Climate change making hot days even hotter: KNMI
Hot days are already getting hotter due to climate change, said climate scientist Karin van der Wiel of the meteorological institute KNMI. The heat of Monday and Tuesday is increasingly common, and the temperature is often higher than it would have been before. “Climate change is happening here and now. It’s not just something of the future.”
On average, the annual temperature of the whole world has already warmed by 1 degree Celsius compared to 1850, Van der Wiel explained. But there are regional differences. For example, the land surface warms up faster than the sea surface. “The Netherlands has therefore already warmed by an average of 2 degrees annually. And if you look at the average temperature of the hottest day of the year in the Netherlands, it is already about 4 degrees higher,” said Van der Wiel.
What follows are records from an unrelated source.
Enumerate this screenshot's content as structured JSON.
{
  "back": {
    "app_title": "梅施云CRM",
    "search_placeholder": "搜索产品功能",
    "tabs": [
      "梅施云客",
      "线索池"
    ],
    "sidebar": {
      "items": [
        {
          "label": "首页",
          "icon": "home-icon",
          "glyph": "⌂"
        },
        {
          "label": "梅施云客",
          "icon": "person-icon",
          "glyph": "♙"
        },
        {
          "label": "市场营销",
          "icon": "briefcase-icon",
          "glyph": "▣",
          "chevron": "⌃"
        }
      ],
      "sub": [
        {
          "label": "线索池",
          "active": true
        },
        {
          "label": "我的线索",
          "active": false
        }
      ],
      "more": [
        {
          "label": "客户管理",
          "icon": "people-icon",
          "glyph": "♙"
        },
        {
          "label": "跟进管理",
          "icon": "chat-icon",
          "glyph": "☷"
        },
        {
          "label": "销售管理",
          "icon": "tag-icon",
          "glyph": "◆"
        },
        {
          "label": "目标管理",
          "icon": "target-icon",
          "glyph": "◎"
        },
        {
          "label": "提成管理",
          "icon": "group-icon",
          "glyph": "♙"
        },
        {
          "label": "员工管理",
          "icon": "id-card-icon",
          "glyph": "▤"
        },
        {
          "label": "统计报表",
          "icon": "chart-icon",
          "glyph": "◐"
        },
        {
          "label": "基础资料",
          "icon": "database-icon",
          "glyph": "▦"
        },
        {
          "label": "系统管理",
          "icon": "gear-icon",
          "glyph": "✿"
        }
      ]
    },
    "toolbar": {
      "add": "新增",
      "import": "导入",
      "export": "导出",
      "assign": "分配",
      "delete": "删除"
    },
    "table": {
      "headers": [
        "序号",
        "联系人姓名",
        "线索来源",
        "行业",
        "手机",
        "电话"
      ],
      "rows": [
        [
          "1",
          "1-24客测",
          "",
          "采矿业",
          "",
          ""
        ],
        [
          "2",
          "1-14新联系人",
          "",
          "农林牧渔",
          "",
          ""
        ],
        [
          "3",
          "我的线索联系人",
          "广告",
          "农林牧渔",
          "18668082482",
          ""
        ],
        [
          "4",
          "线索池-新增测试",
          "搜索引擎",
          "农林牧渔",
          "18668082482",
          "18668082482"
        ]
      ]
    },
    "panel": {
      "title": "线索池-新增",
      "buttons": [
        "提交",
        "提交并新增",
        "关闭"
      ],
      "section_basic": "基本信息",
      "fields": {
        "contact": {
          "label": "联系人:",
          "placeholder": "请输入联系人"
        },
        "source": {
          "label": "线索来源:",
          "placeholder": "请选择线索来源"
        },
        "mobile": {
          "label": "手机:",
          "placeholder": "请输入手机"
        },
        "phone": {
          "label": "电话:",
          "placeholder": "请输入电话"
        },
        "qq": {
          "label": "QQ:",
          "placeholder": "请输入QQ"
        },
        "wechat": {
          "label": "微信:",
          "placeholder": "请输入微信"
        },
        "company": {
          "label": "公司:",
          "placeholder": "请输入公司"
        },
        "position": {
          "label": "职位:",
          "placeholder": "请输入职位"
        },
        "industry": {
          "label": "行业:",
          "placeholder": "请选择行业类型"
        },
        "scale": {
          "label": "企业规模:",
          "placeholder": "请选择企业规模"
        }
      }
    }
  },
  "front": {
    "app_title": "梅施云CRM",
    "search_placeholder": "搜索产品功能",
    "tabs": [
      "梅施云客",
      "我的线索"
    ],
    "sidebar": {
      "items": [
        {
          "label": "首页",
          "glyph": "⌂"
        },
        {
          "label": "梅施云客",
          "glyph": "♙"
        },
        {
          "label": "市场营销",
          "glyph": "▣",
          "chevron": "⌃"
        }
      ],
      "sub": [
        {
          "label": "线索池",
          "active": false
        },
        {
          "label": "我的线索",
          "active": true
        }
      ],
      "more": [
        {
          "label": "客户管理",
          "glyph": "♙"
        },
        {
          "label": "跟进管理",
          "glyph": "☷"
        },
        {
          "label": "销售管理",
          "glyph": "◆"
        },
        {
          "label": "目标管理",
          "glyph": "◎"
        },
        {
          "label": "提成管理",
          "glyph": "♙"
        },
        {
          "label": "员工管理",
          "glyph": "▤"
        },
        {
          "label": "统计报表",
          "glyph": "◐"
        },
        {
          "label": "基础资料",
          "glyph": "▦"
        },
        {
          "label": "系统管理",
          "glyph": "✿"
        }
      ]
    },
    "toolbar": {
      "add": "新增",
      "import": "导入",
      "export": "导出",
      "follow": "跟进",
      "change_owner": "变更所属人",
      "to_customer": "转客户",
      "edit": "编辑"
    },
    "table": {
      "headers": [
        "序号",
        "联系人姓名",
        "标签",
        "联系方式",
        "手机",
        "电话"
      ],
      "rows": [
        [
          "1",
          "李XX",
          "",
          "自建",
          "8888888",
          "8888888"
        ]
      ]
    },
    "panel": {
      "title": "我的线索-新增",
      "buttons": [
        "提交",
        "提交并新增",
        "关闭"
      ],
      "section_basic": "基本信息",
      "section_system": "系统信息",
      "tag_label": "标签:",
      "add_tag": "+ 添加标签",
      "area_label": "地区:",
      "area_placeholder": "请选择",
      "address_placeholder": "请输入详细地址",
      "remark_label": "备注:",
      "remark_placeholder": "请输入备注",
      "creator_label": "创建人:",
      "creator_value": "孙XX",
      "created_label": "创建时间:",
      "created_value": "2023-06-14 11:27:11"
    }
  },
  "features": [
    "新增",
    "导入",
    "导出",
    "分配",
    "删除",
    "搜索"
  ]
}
That does not mean that all hot days are 4 degrees warmer than before. “Warm days are caused by a combination of ‘ingredients,’” said the climate scientist. “For example, the heat depends on the sun’s strength, high-pressure areas, and where the air is coming from. With every warm period, one of the ingredients nowadays is also climate change.”
These regional differences mean that it is not entirely clear how warm the Netherlands will be if the average global temperature is 2 degrees higher, the upper limit that world leaders set with each other in the 2015 Paris Climate Agreement. The KNMI is therefore drawing up climate scenarios for our country. These calculations should show how warm the Netherlands is getting on average. Research can also reveal what our country can expect regarding extreme drought or extreme rainfall.
Several scientists at the KNMI are researching the climate. “With code red or orange, we warn about the weather of today and tomorrow, but with climate research, we can also warn about the weather of the future,” said Van der Wiel.